I had hoped to balance the crimson from the rear panel on the front with the fly facings, but of course - they face IN. I could have folded them to the exterior, had I been thinking it through! He is not a fan of the button!


Inside


Back to the Brownie dress and lessons in plaid pattern matching. I made up a muslin on Friday, with the nylon/polyester that was the lining in the kimono I upcycled. It really frays a lot, and is not useful for any other purpose. The finished muslin looked a bit like an old-fashioned nurse's uniform! It went together very nicely, and the fit was good, needing only a bit of an adjustment to the princess seam above the bust. A hollow chest adjustment, it seems to be called. 

I did try to outsmart the instructions by installing the zipper before attaching the back and front shoulder seams. Bad idea, because you have to pull the sides through the facings! (Glad I decided to make it up pretty much fully even though it was only a muslin, and that I had used a separating zipper which I happened to have on hand!) I thought it was going to be a bit short, but the length works. I am thinking of adding an in-seam pocket where the skirt meets the bodice. This might be a bad idea, though...

I am using the plaid pictured in the photo to the left. It was a stand-in for the very expensive Italian cashmere that I did not buy. I like the colours, but at the price I paid, I guess I could not expect it to be perfect.

I am using this as a practice in careful plaid-matching. So even though I had lots of fabric, I cut out in a single layer, in order to line up each piece carefully. I sharted with the centre front piece, did the side front pieces, then the back side pieces, then the centre back pieces. When I got to the very last centre back piece... it only lined up with one piece, not with the other side. HUH?!😦 See the circles in the photo.

I still can't figure it out - sure the plaid may not be perfectly on grain, but this is ridiculous!

"BUT it's okay; I have lots of fabric. I will try again." 

Same thing. This time I thought that it was best to have the mis-match at the side seam.
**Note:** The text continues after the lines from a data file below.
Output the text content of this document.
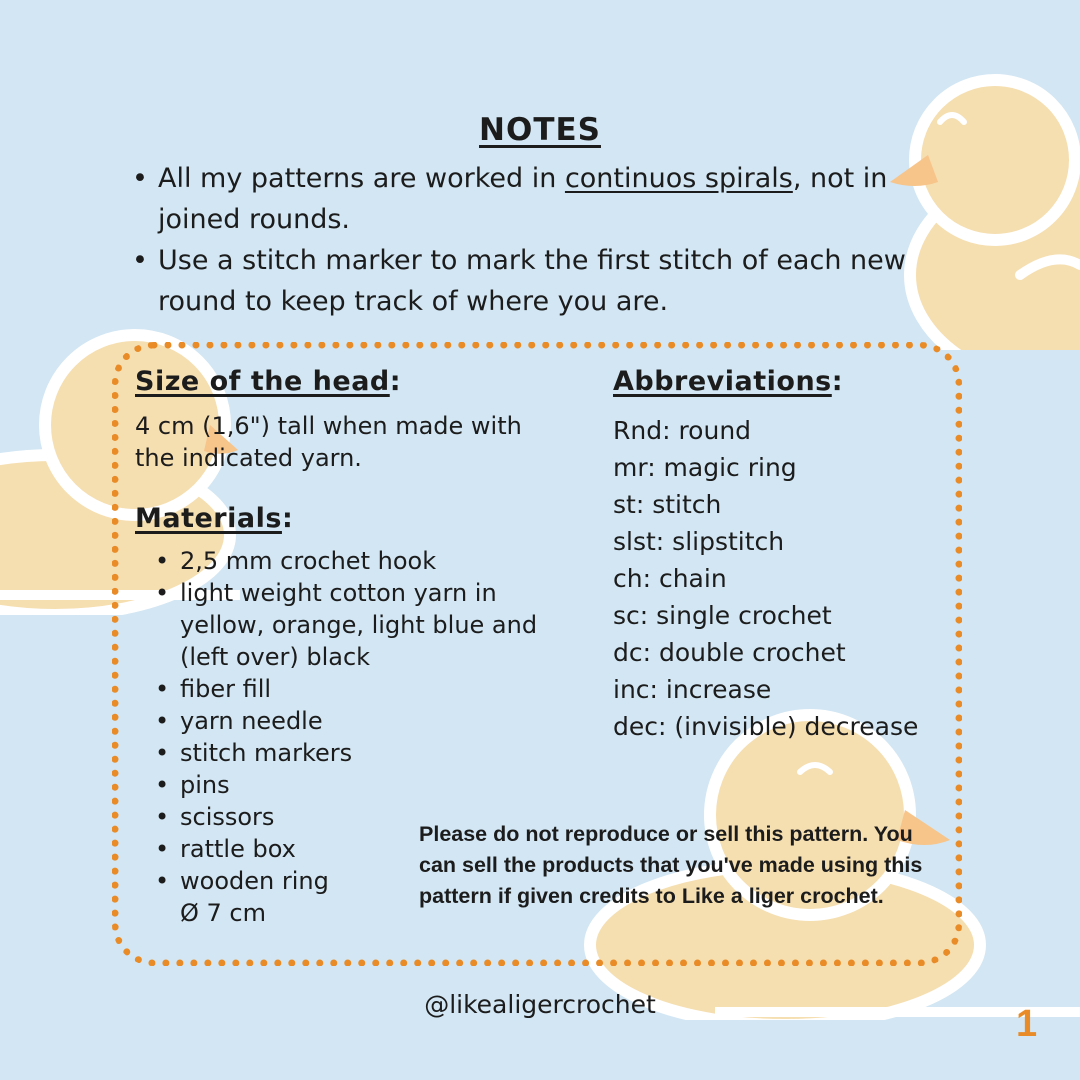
NOTES
• All my patterns are worked in continuos spirals, not in joined rounds.
• Use a stitch marker to mark the first stitch of each new round to keep track of where you are.
Size of the head:

4 cm (1,6") tall when made with the indicated yarn.

Materials:
• 2,5 mm crochet hook
• light weight cotton yarn in yellow, orange, light blue and (left over) black
• fiber fill
• yarn needle
• stitch markers
• pins
• scissors
• rattle box
• wooden ring Ø 7 cm
Abbreviations:
Rnd: round
mr: magic ring
st: stitch
slst: slipstitch
ch: chain
sc: single crochet
dc: double crochet
inc: increase
dec: (invisible) decrease

Please do not reproduce or sell this pattern. You can sell the products that you've made using this pattern if given credits to Like a liger crochet.

@likealigercrochet	1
So I lined up the centre back seams, and went ahead.

I measured out and cut out my underlining (a slippery poly or rayon that I have had for years.)  This is difficult - because if it is too narrow it pulls the main fabric in. I was more careful with my line tracing than I had been with my gray Marta skirt. That time I had to slash the underlining and add a piece. To eight different pattern pieces. NOT FUN. 

I started sewing in the underlining, and, well, it is fitting, JUST. Almost not....

And then the next morning I realized something. (Some readers may have already got there).... my mismatched seam is not the side seam, but the back princess seam. 

Back to cut another piece!

By the time I got to the end of the weekend I had had to re-cut three different bodice pieces, and will probably have to do something with one of the skirt pieces. 

You see - I worked hard to match the pattern at the skirt centre front and centre back; and completely forgot to match the sides. Learning a lot, though!One of the pieces would not line up at the shoulder seam if I lined up the pattern...  I also unstitched some bits in order to realign the pattern. It did not work entirely, though!


Finally, a few photos of the very nearly finished Mitchells. Still have the hem to sew. And yes, she did notice the strange thing going on with the pockets (they are a bit asymetrical), but she says they are very comfortable and will be perfect for the summer weather she is heading to!